Veranstaltungen im Rahmen des ?Weimarer Dreiecks? fanden zunächst auf der Ebene der Außenminister statt. Im Laufe der Zeit wurden sie auf ?Gipfeltreffen? der Staats- und Regierungschefs ausgeweitet und schließlich  auf Ministerebene um Treffen ausgewählter Ressorts der drei Länder ergänzt.

Auf polnische Initiative trafen am 21. September 1993 erstmals die Staatspräsidenten der drei beteiligten Länder, Francois Mitterand, Lech Walesa und Richard von Weizsäcker, anläßlich der Verleihung von Ehrendoktorwürden durch die Universität Danzig im Zeichen des ?Weimarer Dreiecks? zusammen.

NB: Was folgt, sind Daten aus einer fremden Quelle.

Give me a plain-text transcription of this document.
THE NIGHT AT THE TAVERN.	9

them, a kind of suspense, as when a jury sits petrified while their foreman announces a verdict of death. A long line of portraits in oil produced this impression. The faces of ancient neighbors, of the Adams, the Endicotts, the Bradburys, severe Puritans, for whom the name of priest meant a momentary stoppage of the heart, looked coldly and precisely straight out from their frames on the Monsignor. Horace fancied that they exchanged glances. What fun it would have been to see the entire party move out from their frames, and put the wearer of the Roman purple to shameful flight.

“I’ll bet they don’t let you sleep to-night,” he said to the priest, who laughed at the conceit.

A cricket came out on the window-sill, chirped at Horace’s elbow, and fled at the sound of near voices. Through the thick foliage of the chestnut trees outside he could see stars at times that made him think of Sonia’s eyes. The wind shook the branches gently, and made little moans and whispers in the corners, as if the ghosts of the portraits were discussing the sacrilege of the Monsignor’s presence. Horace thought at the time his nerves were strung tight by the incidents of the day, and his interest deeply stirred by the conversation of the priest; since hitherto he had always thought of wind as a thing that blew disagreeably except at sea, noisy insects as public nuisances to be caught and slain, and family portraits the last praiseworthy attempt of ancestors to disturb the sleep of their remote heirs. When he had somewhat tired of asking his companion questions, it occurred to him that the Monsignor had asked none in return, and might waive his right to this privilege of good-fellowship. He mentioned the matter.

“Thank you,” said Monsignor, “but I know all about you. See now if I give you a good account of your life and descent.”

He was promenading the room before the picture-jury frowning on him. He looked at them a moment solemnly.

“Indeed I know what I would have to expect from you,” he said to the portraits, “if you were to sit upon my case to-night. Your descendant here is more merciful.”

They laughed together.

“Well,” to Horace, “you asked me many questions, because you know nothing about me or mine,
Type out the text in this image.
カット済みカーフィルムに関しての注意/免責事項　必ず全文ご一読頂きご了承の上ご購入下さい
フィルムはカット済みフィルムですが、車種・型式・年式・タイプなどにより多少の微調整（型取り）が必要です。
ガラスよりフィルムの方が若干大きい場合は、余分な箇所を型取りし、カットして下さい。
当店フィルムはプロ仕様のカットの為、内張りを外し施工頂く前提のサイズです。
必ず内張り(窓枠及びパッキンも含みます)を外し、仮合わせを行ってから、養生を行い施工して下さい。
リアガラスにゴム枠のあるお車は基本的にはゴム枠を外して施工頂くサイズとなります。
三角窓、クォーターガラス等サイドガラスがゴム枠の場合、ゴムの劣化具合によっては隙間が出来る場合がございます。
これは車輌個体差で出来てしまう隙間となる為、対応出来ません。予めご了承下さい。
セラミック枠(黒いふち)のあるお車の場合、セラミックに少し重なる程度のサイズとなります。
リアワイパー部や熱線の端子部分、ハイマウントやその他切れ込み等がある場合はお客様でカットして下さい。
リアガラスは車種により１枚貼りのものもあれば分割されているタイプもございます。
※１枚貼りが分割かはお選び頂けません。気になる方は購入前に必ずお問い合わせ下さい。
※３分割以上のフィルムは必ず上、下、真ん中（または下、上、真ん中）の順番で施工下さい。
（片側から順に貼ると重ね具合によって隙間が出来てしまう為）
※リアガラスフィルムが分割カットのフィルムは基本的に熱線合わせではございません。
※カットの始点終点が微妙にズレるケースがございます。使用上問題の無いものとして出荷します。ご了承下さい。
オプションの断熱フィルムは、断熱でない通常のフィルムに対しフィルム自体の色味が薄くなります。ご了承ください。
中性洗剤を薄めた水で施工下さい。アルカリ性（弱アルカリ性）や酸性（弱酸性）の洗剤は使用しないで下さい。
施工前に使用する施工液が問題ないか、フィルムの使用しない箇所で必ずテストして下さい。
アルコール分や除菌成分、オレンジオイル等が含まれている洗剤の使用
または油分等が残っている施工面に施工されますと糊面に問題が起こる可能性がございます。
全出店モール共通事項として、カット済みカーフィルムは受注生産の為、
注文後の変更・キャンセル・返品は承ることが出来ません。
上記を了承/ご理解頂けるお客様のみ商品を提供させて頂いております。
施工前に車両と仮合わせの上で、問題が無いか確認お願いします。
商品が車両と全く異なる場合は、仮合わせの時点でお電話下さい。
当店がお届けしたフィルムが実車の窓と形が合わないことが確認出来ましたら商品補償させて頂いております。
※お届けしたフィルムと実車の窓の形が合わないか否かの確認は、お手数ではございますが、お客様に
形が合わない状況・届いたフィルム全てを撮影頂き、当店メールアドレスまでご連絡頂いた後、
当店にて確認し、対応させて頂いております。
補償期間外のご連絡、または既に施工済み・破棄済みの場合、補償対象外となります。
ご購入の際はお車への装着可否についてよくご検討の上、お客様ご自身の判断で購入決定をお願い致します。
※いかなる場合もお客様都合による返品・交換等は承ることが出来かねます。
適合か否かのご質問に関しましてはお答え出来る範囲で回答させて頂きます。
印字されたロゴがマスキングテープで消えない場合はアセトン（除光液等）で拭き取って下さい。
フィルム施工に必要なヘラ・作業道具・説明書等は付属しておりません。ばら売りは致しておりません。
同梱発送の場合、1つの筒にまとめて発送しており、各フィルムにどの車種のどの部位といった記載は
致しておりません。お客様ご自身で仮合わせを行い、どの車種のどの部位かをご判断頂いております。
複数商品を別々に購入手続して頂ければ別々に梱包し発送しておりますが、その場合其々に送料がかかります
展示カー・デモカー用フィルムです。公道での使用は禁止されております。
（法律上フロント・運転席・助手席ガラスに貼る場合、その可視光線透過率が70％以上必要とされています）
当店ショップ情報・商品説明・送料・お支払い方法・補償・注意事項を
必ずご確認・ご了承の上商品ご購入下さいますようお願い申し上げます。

Wiederum auf polnische Initiative fand am 21.Februar 1998 in Posen ein trilateraler ?Gipfel? auf Ebene der französischen und polnischen Staatspräsidenten, Jacques Chirac und Aleksander Kwasniewski, und des deutschen Bundeskanzlers Helmut Kohl statt.

Unter Beteiligung von Jacques Chirac, Aleksander Kwasniewski und Gerhard Schröder wurden diese ?Gipfeltreffen? am 7. Mai 1999 in Nancy, am 27. Februar 2001 in Neustadt/Weinstrasse (Hambach), am 9. Mai 2003 in Breslau  und am 19. Mai 2005 zum zweiten Mal in Nancy durchgeführt.

Das 7. Weimarer Gipfelgespräch, zu dem Bundeskanzlerin Angela Merkel anläßlich des 15. Jahrestages der Gründung des Weimarer Dreiecks die Staatspräsidenten Frankreichs und Polens, Jacques Chirac und Lech Kaczynski am 3. Juli 2006 an den Ursprungsort Weimar eingeladen hatte, mußte in letzter Minute wegen einer gesundheitlichen Indisposition des polnischen Präsidenten abgesagt werden. Das Gipfeltreffen hat auf Einladung von Bundeskanzlerin Angela Merkel am 5. Dezember 2006 mit dem französischen Staatspräsidenten Jacques Chirac und dem polnischen Staatspräsidenten Lech Kaczynski in der Alten Abtei in Mettlach (Saar),  stattgefunden.